Today I can’t imagine going back to the old way. I print an invoice in QB in less than a minute and all the posting is done behind the scenes. Need an aging? Two clicks of the mouse and it’s done. But I still love my 10-key and my clients are still dazzled when they give me a pile of untotaled receipts and my fingers fly like it’s 1993 all over again!
Dave
PS I still keep an old telephone book in my office. A few times a year when I’m really stressed I’ll add up the phone numbers for fun. Makes me feel 23 again!
Dave – I’m glad to see you’re still out here in the blog-o-spere! And I don’t think you’re old. 🙂
I still love my 10-key also. But paperless is the way to go.

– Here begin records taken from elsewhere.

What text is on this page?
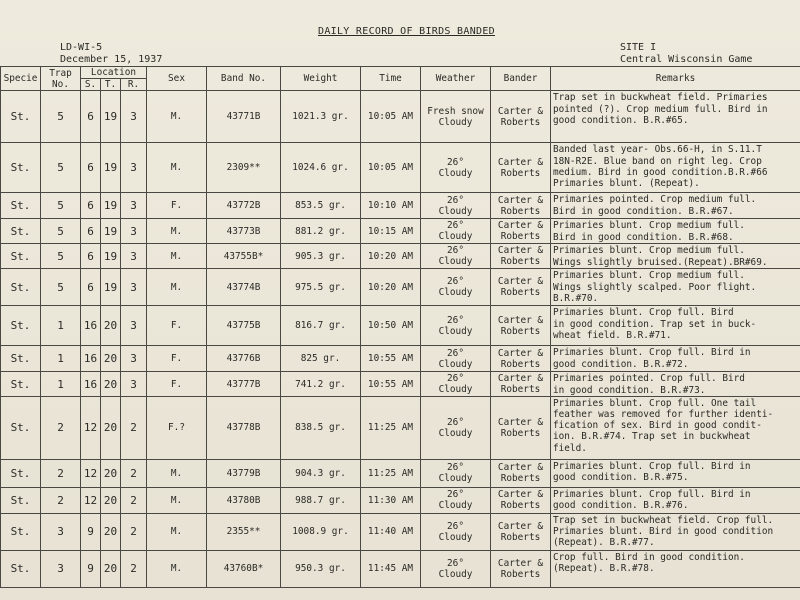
DAILY RECORD OF BIRDS BANDED
LD-WI-5
December 15, 1937
SITE I
Central Wisconsin Game
Specie	Trap No.	Location			Sex	Band No.	Weight	Time	Weather	Bander	Remarks
		S.	T.	R.							
St.	5	6	19	3	M.	43771B	1021.3 gr.	10:05 AM	Fresh snow
Cloudy	Carter &
Roberts	Trap set in buckwheat field. Primaries
pointed (?). Crop medium full. Bird in
good condition. B.R.#65.
St.	5	6	19	3	M.	2309**	1024.6 gr.	10:05 AM	26°
Cloudy	Carter &
Roberts	Banded last year- Obs.66-H, in S.11.T
18N-R2E. Blue band on right leg. Crop
medium. Bird in good condition.B.R.#66
Primaries blunt. (Repeat).
St.	5	6	19	3	F.	43772B	853.5 gr.	10:10 AM	26°
Cloudy	Carter &
Roberts	Primaries pointed. Crop medium full.
Bird in good condition. B.R.#67.
St.	5	6	19	3	M.	43773B	881.2 gr.	10:15 AM	26°
Cloudy	Carter &
Roberts	Primaries blunt. Crop medium full.
Bird in good condition. B.R.#68.
St.	5	6	19	3	M.	43755B*	905.3 gr.	10:20 AM	26°
Cloudy	Carter &
Roberts	Primaries blunt. Crop medium full.
Wings slightly bruised.(Repeat).BR#69.
St.	5	6	19	3	M.	43774B	975.5 gr.	10:20 AM	26°
Cloudy	Carter &
Roberts	Primaries blunt. Crop medium full.
Wings slightly scalped. Poor flight.
B.R.#70.
St.	1	16	20	3	F.	43775B	816.7 gr.	10:50 AM	26°
Cloudy	Carter &
Roberts	Primaries blunt. Crop full. Bird
in good condition. Trap set in buck-
wheat field. B.R.#71.
St.	1	16	20	3	F.	43776B	825 gr.	10:55 AM	26°
Cloudy	Carter &
Roberts	Primaries blunt. Crop full. Bird in
good condition. B.R.#72.
St.	1	16	20	3	F.	43777B	741.2 gr.	10:55 AM	26°
Cloudy	Carter &
Roberts	Primaries pointed. Crop full. Bird
in good condition. B.R.#73.
St.	2	12	20	2	F.?	43778B	838.5 gr.	11:25 AM	26°
Cloudy	Carter &
Roberts	Primaries blunt. Crop full. One tail
feather was removed for further identi-
fication of sex. Bird in good condit-
ion. B.R.#74. Trap set in buckwheat
field.
St.	2	12	20	2	M.	43779B	904.3 gr.	11:25 AM	26°
Cloudy	Carter &
Roberts	Primaries blunt. Crop full. Bird in
good condition. B.R.#75.
St.	2	12	20	2	M.	43780B	988.7 gr.	11:30 AM	26°
Cloudy	Carter &
Roberts	Primaries blunt. Crop full. Bird in
good condition. B.R.#76.
St.	3	9	20	2	M.	2355**	1008.9 gr.	11:40 AM	26°
Cloudy	Carter &
Roberts	Trap set in buckwheat field. Crop full.
Primaries blunt. Bird in good condition
(Repeat). B.R.#77.
St.	3	9	20	2	M.	43760B*	950.3 gr.	11:45 AM	26°
Cloudy	Carter &
Roberts	Crop full. Bird in good condition.
(Repeat). B.R.#78.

I think all that’s changed from the “olden days” is the set of problems. Back then there was all the paper and the costs and cumbersome equipment. Today it’s cleaning up the books, and keeping pace with changes in technology.
Back in the day people would use these things called Dome Books, which did not require double entry. We called them Dumb books. If somebody actually followed the instructions it was pretty good, but I only saw one person who did. When Quicken first came out it was a nightmare, but Quickbooks was a huge improvement.
I had one client — note the past tense — who used Quicken for a business with hundreds of thousands of dollars of revenue and a huge amount of cost of goods sold. Needless to say, it wasn’t pretty.